The company announced a series of steps yesterday that “are significant developments in providing our firm additional resources for the future of our growth businesses,” Chairman and Chief Executive Officer Daniel G. Cohen said in the statement.

James Golden, a spokesman for the company, couldn’t immediately provide comment. Gordon Runte, a spokesman for New York-based Fortress, didn’t return a telephone message today.

Cohen & Co. may also be paid as much as $12 million more for the Alesco CDO contracts, depending on the amount of defaults and prepayments, according to the statement.

Alesco CDOs

ATP Management LLC, which is affiliated with some of New York-based Fortress’s investment funds, will pay Cohen & Co. as much as $23 million for services related to the deals, the firm said.

The Alesco CDOs generated 40 percent, or $2.5 million, of the company’s asset management revenue in its fiscal second quarter, according to the statement yesterday. CDOs package assets into new securities with varying risks.
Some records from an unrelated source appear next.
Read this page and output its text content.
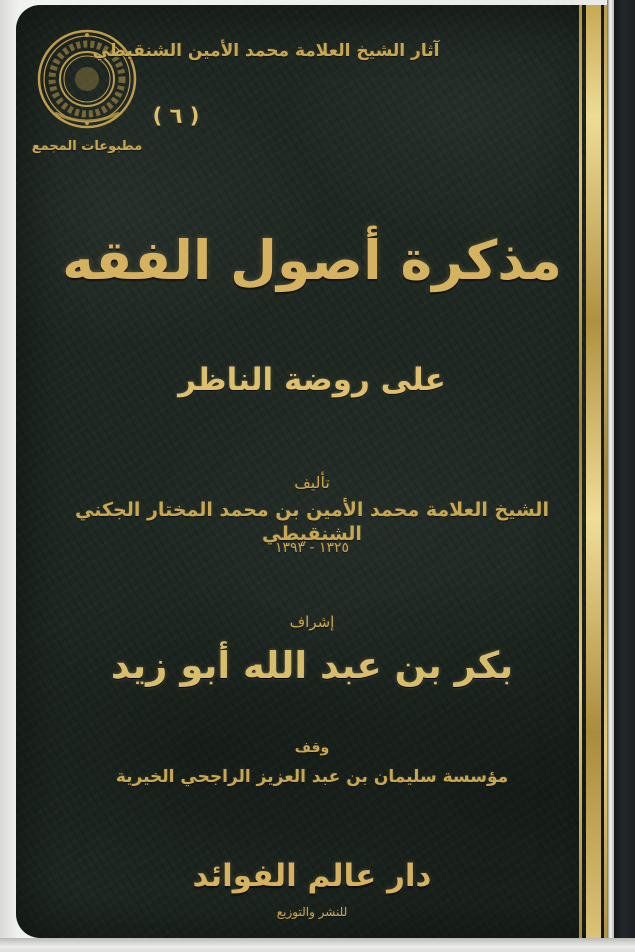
مطبوعات المجمع
آثار الشيخ العلامة محمد الأمين الشنقيطي
( ٦ )
مذكرة أصول الفقه
على روضة الناظر
تأليف
الشيخ العلامة محمد الأمين بن محمد المختار الجكني الشنقيطي
١٣٢٥ - ١٣٩٣
إشراف
بكر بن عبد الله أبو زيد
وقف
مؤسسة سليمان بن عبد العزيز الراجحي الخيرية
دار عالم الفوائد
للنشر والتوزيع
A Cohen & Co. unit was “one of a number of market participants to receive a subpoena from the SEC seeking documents and information in an investigation titled In the Matter of Certain CDO Structuring Sales and Marketing Practices” in June 2009, the company said in a March filing with the Securities and Exchange Commission.
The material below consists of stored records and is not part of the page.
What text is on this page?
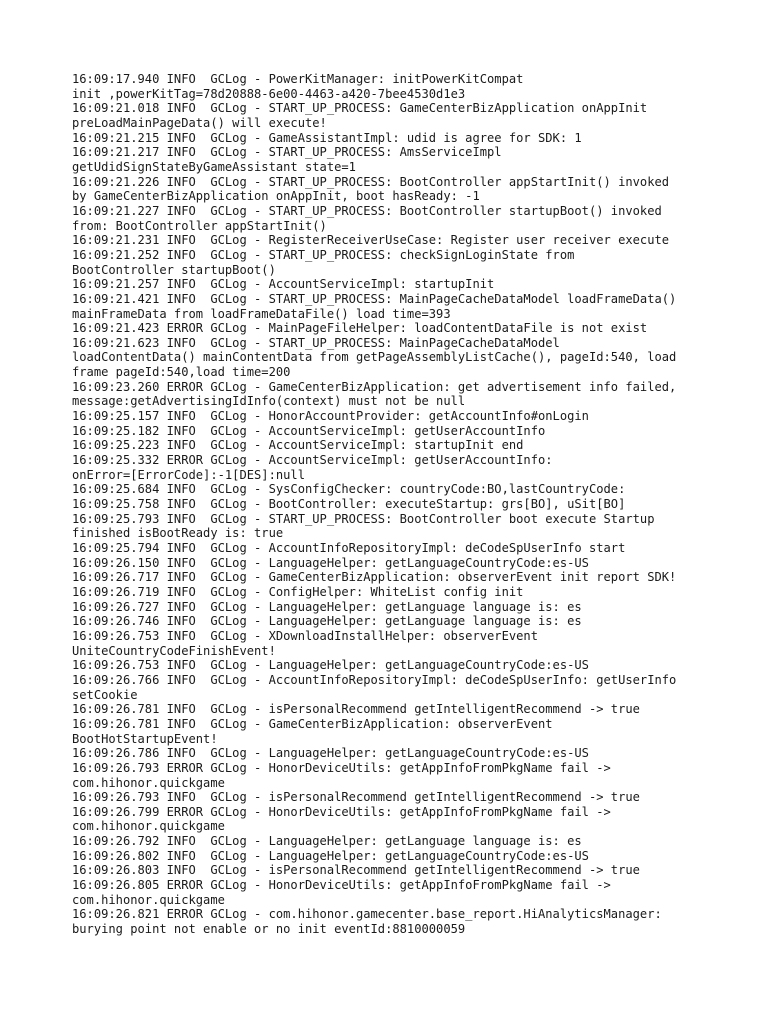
16:09:17.940 INFO  GCLog - PowerKitManager: initPowerKitCompat
init ,powerKitTag=78d20888-6e00-4463-a420-7bee4530d1e3
16:09:21.018 INFO  GCLog - START_UP_PROCESS: GameCenterBizApplication onAppInit
preLoadMainPageData() will execute!
16:09:21.215 INFO  GCLog - GameAssistantImpl: udid is agree for SDK: 1
16:09:21.217 INFO  GCLog - START_UP_PROCESS: AmsServiceImpl
getUdidSignStateByGameAssistant state=1
16:09:21.226 INFO  GCLog - START_UP_PROCESS: BootController appStartInit() invoked
by GameCenterBizApplication onAppInit, boot hasReady: -1
16:09:21.227 INFO  GCLog - START_UP_PROCESS: BootController startupBoot() invoked
from: BootController appStartInit()
16:09:21.231 INFO  GCLog - RegisterReceiverUseCase: Register user receiver execute
16:09:21.252 INFO  GCLog - START_UP_PROCESS: checkSignLoginState from
BootController startupBoot()
16:09:21.257 INFO  GCLog - AccountServiceImpl: startupInit
16:09:21.421 INFO  GCLog - START_UP_PROCESS: MainPageCacheDataModel loadFrameData()
mainFrameData from loadFrameDataFile() load time=393
16:09:21.423 ERROR GCLog - MainPageFileHelper: loadContentDataFile is not exist
16:09:21.623 INFO  GCLog - START_UP_PROCESS: MainPageCacheDataModel
loadContentData() mainContentData from getPageAssemblyListCache(), pageId:540, load
frame pageId:540,load time=200
16:09:23.260 ERROR GCLog - GameCenterBizApplication: get advertisement info failed,
message:getAdvertisingIdInfo(context) must not be null
16:09:25.157 INFO  GCLog - HonorAccountProvider: getAccountInfo#onLogin
16:09:25.182 INFO  GCLog - AccountServiceImpl: getUserAccountInfo
16:09:25.223 INFO  GCLog - AccountServiceImpl: startupInit end
16:09:25.332 ERROR GCLog - AccountServiceImpl: getUserAccountInfo:
onError=[ErrorCode]:-1[DES]:null
16:09:25.684 INFO  GCLog - SysConfigChecker: countryCode:BO,lastCountryCode:
16:09:25.758 INFO  GCLog - BootController: executeStartup: grs[BO], uSit[BO]
16:09:25.793 INFO  GCLog - START_UP_PROCESS: BootController boot execute Startup
finished isBootReady is: true
16:09:25.794 INFO  GCLog - AccountInfoRepositoryImpl: deCodeSpUserInfo start
16:09:26.150 INFO  GCLog - LanguageHelper: getLanguageCountryCode:es-US
16:09:26.717 INFO  GCLog - GameCenterBizApplication: observerEvent init report SDK!
16:09:26.719 INFO  GCLog - ConfigHelper: WhiteList config init
16:09:26.727 INFO  GCLog - LanguageHelper: getLanguage language is: es
16:09:26.746 INFO  GCLog - LanguageHelper: getLanguage language is: es
16:09:26.753 INFO  GCLog - XDownloadInstallHelper: observerEvent
UniteCountryCodeFinishEvent!
16:09:26.753 INFO  GCLog - LanguageHelper: getLanguageCountryCode:es-US
16:09:26.766 INFO  GCLog - AccountInfoRepositoryImpl: deCodeSpUserInfo: getUserInfo
setCookie
16:09:26.781 INFO  GCLog - isPersonalRecommend getIntelligentRecommend -> true
16:09:26.781 INFO  GCLog - GameCenterBizApplication: observerEvent
BootHotStartupEvent!
16:09:26.786 INFO  GCLog - LanguageHelper: getLanguageCountryCode:es-US
16:09:26.793 ERROR GCLog - HonorDeviceUtils: getAppInfoFromPkgName fail ->
com.hihonor.quickgame
16:09:26.793 INFO  GCLog - isPersonalRecommend getIntelligentRecommend -> true
16:09:26.799 ERROR GCLog - HonorDeviceUtils: getAppInfoFromPkgName fail ->
com.hihonor.quickgame
16:09:26.792 INFO  GCLog - LanguageHelper: getLanguage language is: es
16:09:26.802 INFO  GCLog - LanguageHelper: getLanguageCountryCode:es-US
16:09:26.803 INFO  GCLog - isPersonalRecommend getIntelligentRecommend -> true
16:09:26.805 ERROR GCLog - HonorDeviceUtils: getAppInfoFromPkgName fail ->
com.hihonor.quickgame
16:09:26.821 ERROR GCLog - com.hihonor.gamecenter.base_report.HiAnalyticsManager:
burying point not enable or no init eventId:8810000059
“After our dispute last year, Cohen implemented a new system that proactively contacted investors about developments and we considered it to be very investor-friendly,” John Scannell, New York-based Hildene’s chief operating officer, said today in an e-mail.

Losses Sparked

Trust preferred securities have a combination of debt and equity characteristics. They are issued by trusts formed by companies raising cash. Banks count the notes as capital while considering the interest payments tax-deductible.

A total of 31.1 percent of bank TruPS in CDOs were either deferring payments or in default as of June, as U.S. lenders grapple with loan losses sparked by the deepest recession since the 1930s, New York-based Fitch Ratings Inc. said in a July 20 report.

A different Fortress affiliate, TP Management, assumed oversight of Taberna CDOs earlier this year from a unit of Philadelphia-based RAIT Financial Trust, whose chairman is Daniel’s mother Betsy Cohen and where Daniel served as CEO from December 2006 through February 2009. The Taberna CDOs contain TruPS sold by real-estate companies, real-estate investment trusts and lenders.

Chris Ricciardi

Chris Ricciardi, Cohen & Co.’s president, joined the firm in 2006 after leading Merrill Lynch & Co.’s top-ranked CDO underwriting business, and heads its broker-dealer division. He said on a May 7 conference call that it recently began originating and distributing certificates of deposits, and had hired a team to broker equity derivatives between dealers. New businesses might include municipal and emerging-market debt, he said.

TCW Asset Management Co., based in Los Angeles, was the largest CDO manager before the market collapsed, overseeing $41.3 billion of the funds, S&P said. CDO managers are often used to select the initial collateral for the vehicles, sometimes trading and replacing the assets over time.

Hildene said in an October letter to the trustee of four CDOs managed by Cohen & Co. that the CDO manager’s intent in seeking to change certain terms of its contract may have been to win business for its securities arm that helps banks retire TruPS at a discount.

Credit Facility

Cohen & Co. also yesterday announced a new credit facility for its Dekania Investors LLC unit and a tender in which it’s offering to pay 80 cents on the dollar for $9.5 million of subordinated notes issued by Cohen Brothers LLC.

Cohen & Co. rose 18 cents, or 3.7 percent, to $4.99 in NYSE Amex trading as of 4:15 p.m. in New York. Shares have climbed 1.8 percent this year. The stock is down from $117.50 in January 2007 when the company was named Alesco Financial Inc., a real estate investment trust managed by a Cohen & Co. unit, which merged with Alesco Financial in December. Fortress declined 19 cents, or 5.1 percent, to $3.52 in New York Stock Exchange composite trading.

Alesco Financial was created in 2006 when Sunset Financial Resources Inc. bought a Cohen-managed real estate investment trust called Alesco that invested in assets including the lowest-ranking portions of Cohen-managed CDOs.